Another problem with social media usage is that it decreases productivity. Our generation has developed a constant need to want to check our social media, even while at work or at school, which distracts us from staying attentive and focused. If we are in class and our phone buzzes, we are unable to stay focused on the lecture from then on because our mind will be unable to ignore the buzz until we can check our notifications. The constant looming thought of the need to check our social media is a distraction itself, but social media can also lead to interruptions in our focus when we are constantly picking up our phones. This makes it take much longer to complete a task if we are losing our train of thought by taking a break every few minutes to check our social media accounts. Some workplaces, such as corporate offices, have tried to limit social media usage in the workplace by blocking access to such websites on their Wi-Fi or on company computers in an attempt to increase productivity.
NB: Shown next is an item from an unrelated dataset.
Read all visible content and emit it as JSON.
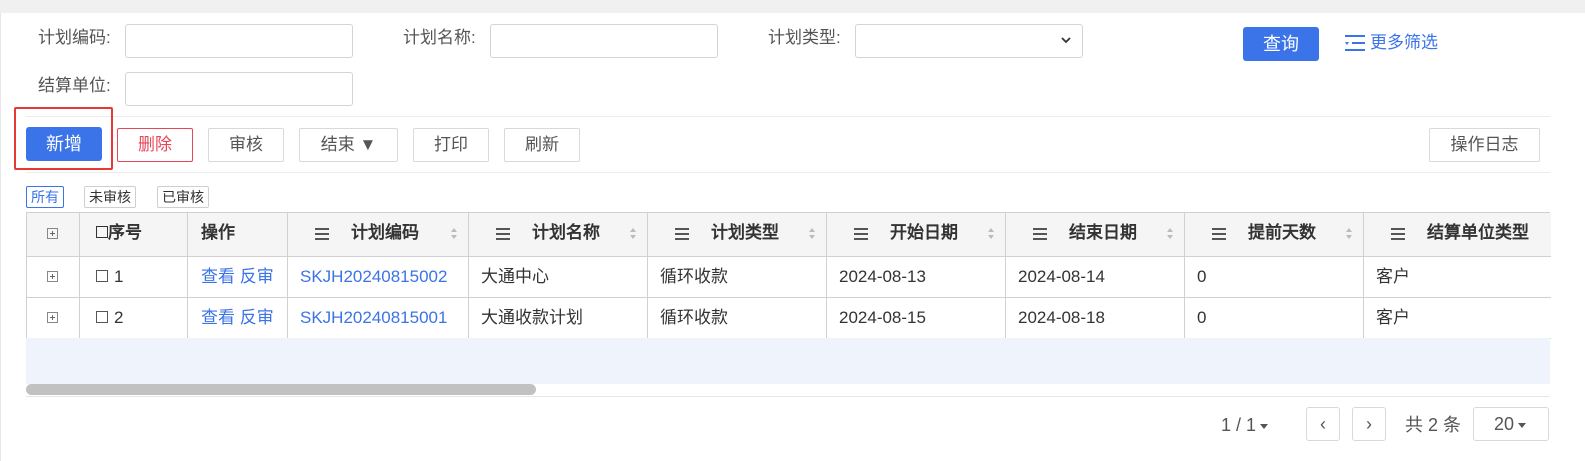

While this does lower the distraction of social media, it does not completely eradicate it. This is because there are ways around this blockage and for some people, the constant urge to check their social media may still be present. Our excessive use, and in some cases, addiction to social media is a threat to our cognitive abilities as the distraction of social media is constantly diverting our attention away from the task at hand.
Despite the evidence to the contrary, social media can also be beneficial. It creates extensive online networks that can instantly link people from all over the world and many of them would have otherwise never come in contact. It can keep friends in touch with each other when one of them moves away. Social media also allows us to keep up with many relationships even when we haven’t seen someone in a while. It allows us to be constantly up to date in world events and never be out of the loop. Social media has increased our online communication by enabling us to communicate with each other instantly from all over the world, but our ability to deeply connect with each other in face-to-face interactions is declining as a result. This problem will only worsen if we keep up our excessive use of social media.
In conclusion, social media usage can have a detrimental effect on people’s lives. This is because it can disrupt our sleep, which can lead to severe complications. And when our media usage develops into an addiction, we become distracted and develop an inability to stay attentive and focused at times when we should be. Our frequent checking of social media accounts can also lead to depression and anxiety when we compare ourselves to others. Social media can also lead to dangerous behaviors because people copy what they see others doing online, even though it is most likely not reality. We must not continue down this path of unhealthy social media use and addiction or our outlook on the world and the way we communicate will never be the same.